You already know the frameworks. NYDFS Part 500 requires annual internal and external penetration testing, vulnerability assessments tied to your risk assessment, and as of November 2025, certified asset inventory and universal multifactor authentication.12 SOC 2 expects the testing function to operate consistently across the audit window, with findings triaged on a defined cadence and remediation owners assigned and tracked. HIPAA Section 164.308(a)(8) ties the evaluation requirement to environmental and operational changes, not to a calendar.3

The frameworks reach the same destination by different paths: it is not enough to run a test. You need to run a program. The output of an Adversarial Simulation engagement is structured to slot directly into the evidence packages auditors are asking for under any of these frameworks.4

Early access

Adversarial Simulation is available at $2,999 per test through the Pentest Starter tier. Early access begins May 19 for the first 100 customers for 30 days.

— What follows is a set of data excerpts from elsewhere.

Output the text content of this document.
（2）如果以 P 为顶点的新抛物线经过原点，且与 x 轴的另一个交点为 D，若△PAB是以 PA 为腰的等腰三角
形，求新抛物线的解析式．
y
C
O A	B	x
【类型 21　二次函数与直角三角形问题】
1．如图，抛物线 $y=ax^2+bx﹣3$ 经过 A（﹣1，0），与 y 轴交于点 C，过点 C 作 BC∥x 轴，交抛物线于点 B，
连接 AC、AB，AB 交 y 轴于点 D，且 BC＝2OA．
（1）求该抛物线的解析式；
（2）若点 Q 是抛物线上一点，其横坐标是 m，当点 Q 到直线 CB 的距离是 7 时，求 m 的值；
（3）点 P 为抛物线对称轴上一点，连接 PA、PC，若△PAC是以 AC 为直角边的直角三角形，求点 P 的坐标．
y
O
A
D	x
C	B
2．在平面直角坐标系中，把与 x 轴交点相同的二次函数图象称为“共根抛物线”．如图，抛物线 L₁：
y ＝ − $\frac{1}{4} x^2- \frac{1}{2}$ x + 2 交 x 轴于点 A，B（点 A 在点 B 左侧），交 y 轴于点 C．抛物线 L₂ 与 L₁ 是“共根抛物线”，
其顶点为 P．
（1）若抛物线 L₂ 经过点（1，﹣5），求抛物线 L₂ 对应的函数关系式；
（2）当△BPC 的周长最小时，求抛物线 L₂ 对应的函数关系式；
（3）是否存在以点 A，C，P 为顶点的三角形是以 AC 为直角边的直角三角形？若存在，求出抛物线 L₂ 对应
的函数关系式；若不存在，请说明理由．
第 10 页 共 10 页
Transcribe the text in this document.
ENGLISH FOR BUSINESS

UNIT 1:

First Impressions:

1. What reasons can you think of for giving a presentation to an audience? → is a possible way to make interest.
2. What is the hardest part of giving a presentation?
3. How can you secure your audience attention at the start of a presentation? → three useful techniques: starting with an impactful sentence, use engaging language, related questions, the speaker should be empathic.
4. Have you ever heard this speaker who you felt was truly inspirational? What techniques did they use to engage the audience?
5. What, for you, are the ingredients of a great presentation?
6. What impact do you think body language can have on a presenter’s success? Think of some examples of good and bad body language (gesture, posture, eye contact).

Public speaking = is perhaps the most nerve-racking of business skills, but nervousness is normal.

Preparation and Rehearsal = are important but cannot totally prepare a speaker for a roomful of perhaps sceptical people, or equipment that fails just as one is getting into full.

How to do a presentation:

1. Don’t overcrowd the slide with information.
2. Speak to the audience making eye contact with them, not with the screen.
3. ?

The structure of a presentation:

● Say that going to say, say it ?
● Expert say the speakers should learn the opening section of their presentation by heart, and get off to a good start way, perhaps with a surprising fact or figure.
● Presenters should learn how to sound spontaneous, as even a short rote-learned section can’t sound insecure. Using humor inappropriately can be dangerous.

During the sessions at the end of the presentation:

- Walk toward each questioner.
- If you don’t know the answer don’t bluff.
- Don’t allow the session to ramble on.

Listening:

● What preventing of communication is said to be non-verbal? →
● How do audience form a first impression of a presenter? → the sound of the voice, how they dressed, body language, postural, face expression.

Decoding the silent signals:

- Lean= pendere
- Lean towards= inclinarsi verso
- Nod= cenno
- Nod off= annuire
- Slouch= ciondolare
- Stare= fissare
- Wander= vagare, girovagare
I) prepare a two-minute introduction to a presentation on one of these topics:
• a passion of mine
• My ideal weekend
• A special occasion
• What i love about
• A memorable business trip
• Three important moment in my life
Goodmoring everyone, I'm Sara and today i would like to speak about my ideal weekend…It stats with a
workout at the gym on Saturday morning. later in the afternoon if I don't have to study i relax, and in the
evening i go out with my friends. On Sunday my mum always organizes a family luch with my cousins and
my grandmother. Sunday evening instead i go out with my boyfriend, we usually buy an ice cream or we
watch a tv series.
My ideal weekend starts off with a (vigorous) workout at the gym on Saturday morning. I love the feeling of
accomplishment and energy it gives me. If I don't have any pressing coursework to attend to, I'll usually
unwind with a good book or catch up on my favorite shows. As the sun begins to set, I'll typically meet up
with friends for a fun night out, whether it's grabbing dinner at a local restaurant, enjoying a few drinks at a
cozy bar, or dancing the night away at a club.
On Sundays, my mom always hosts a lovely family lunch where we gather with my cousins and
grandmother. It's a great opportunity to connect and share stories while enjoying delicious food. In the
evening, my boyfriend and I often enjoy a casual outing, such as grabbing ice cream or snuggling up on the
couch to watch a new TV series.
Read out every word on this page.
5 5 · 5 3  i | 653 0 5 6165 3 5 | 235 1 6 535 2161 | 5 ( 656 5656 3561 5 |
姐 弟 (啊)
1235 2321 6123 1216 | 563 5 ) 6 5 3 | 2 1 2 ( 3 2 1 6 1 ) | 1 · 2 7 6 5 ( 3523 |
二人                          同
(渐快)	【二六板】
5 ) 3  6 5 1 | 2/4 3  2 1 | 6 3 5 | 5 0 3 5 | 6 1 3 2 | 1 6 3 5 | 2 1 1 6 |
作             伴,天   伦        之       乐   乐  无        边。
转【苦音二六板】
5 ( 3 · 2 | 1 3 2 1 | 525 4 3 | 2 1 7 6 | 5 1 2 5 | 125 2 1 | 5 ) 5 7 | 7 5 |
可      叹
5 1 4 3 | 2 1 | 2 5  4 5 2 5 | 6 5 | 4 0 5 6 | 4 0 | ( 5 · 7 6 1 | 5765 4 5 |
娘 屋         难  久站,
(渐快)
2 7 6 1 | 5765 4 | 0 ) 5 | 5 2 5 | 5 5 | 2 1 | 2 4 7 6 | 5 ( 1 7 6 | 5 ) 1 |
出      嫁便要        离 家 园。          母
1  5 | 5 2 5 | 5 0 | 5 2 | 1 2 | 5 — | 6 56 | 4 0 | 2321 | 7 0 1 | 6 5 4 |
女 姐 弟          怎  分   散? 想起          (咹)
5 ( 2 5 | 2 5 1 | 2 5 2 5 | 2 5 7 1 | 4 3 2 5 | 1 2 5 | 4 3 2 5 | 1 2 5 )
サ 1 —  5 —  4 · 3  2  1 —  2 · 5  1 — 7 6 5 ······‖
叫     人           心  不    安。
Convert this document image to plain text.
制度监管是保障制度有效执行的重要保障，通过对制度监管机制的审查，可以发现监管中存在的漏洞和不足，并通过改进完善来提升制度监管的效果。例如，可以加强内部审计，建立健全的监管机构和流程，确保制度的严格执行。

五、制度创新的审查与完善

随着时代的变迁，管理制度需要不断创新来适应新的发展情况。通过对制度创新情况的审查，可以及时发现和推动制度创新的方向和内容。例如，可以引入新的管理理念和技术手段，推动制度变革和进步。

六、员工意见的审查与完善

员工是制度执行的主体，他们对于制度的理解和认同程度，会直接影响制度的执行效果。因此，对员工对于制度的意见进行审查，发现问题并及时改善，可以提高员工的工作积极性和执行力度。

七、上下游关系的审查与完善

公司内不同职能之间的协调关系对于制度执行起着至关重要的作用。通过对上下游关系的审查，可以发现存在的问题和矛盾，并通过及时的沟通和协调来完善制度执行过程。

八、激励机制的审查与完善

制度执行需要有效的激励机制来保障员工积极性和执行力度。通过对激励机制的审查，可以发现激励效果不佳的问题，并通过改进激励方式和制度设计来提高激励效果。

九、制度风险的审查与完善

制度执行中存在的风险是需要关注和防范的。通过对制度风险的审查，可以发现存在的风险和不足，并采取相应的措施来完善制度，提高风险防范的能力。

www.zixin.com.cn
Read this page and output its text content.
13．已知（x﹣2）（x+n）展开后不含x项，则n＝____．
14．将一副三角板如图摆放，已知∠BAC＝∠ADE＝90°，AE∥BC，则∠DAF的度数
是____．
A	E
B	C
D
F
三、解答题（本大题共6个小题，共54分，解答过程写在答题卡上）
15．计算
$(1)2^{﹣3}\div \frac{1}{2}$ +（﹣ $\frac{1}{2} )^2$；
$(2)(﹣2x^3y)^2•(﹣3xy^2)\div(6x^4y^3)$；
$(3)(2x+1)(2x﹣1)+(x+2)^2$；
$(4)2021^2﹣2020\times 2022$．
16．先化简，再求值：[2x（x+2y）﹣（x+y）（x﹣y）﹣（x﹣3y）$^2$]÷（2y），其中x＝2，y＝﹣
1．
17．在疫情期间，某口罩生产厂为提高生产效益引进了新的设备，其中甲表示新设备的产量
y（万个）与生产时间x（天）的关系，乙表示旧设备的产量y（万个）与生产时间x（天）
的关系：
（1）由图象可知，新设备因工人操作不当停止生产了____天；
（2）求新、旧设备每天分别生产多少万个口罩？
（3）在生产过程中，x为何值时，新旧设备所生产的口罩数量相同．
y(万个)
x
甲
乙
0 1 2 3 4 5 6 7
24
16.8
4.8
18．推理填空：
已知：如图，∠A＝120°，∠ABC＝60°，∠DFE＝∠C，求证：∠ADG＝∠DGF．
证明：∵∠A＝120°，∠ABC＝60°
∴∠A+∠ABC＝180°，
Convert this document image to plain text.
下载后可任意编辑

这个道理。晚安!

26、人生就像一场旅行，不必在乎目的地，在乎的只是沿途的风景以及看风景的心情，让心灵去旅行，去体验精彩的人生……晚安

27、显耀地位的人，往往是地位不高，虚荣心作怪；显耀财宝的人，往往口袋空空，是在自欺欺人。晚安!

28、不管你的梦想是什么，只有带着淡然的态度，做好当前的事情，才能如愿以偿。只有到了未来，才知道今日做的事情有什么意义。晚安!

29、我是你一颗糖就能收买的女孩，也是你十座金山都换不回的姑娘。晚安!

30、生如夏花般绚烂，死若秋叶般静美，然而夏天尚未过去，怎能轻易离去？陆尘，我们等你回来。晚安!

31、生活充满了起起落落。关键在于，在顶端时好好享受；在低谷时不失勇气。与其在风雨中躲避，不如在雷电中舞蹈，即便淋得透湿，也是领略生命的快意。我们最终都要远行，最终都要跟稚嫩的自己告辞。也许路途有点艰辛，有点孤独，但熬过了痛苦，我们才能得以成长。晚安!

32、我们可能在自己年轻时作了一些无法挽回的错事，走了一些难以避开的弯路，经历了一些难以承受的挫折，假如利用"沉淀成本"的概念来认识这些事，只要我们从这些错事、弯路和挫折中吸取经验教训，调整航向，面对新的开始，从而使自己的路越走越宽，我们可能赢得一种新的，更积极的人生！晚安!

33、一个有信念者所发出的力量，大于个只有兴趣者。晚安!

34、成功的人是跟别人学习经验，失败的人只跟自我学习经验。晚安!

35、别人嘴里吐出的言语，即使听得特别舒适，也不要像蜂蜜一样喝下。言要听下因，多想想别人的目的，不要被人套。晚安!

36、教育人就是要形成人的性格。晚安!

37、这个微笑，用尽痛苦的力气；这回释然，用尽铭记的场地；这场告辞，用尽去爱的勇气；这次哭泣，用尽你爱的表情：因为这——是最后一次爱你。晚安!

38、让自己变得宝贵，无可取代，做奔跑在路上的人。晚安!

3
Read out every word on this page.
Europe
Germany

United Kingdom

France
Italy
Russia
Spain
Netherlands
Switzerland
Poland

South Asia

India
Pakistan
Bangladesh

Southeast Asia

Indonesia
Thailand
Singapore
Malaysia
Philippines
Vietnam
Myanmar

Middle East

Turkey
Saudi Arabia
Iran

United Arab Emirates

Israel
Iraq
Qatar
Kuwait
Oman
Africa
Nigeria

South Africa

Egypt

That price reflects what audit-grade external validation costs when eighteen years of pen testing methodology is engineered into automation and human oversight is built into the workflow rather than billed by the hour. It does not reflect a compromise on what the test contains. We held the line on rigor and engineered the economics around it.

What to do next

Your next NYDFS, SOC 2, or HIPAA exam is going to ask for evidence that your testing program is operating, not just that a test was run. NopSec Adversarial Simulation produces that evidence at $2,999 per test. Early access list coming soon!

Sources

  1. New York Codes, Rules and Regulations, Title 23, Part 500, Sections 500.5 (Vulnerability Management) and 500.9 (Risk Assessment).
  2. NopSec, “Ideal Customer Profile v2.0.” Documents the November 2025 NYDFS amendments adding universal multifactor authentication and certified asset inventory requirements.
  3. United States Department of Health and Human Services, HIPAA Security Rule, 45 CFR § 164.308(a)(8) (Administrative Safeguards — Evaluation).
  4. NopSec, “Adversarial Simulation Marketing Plan v3,” Message Pillar D: Compliance-friendly evidence.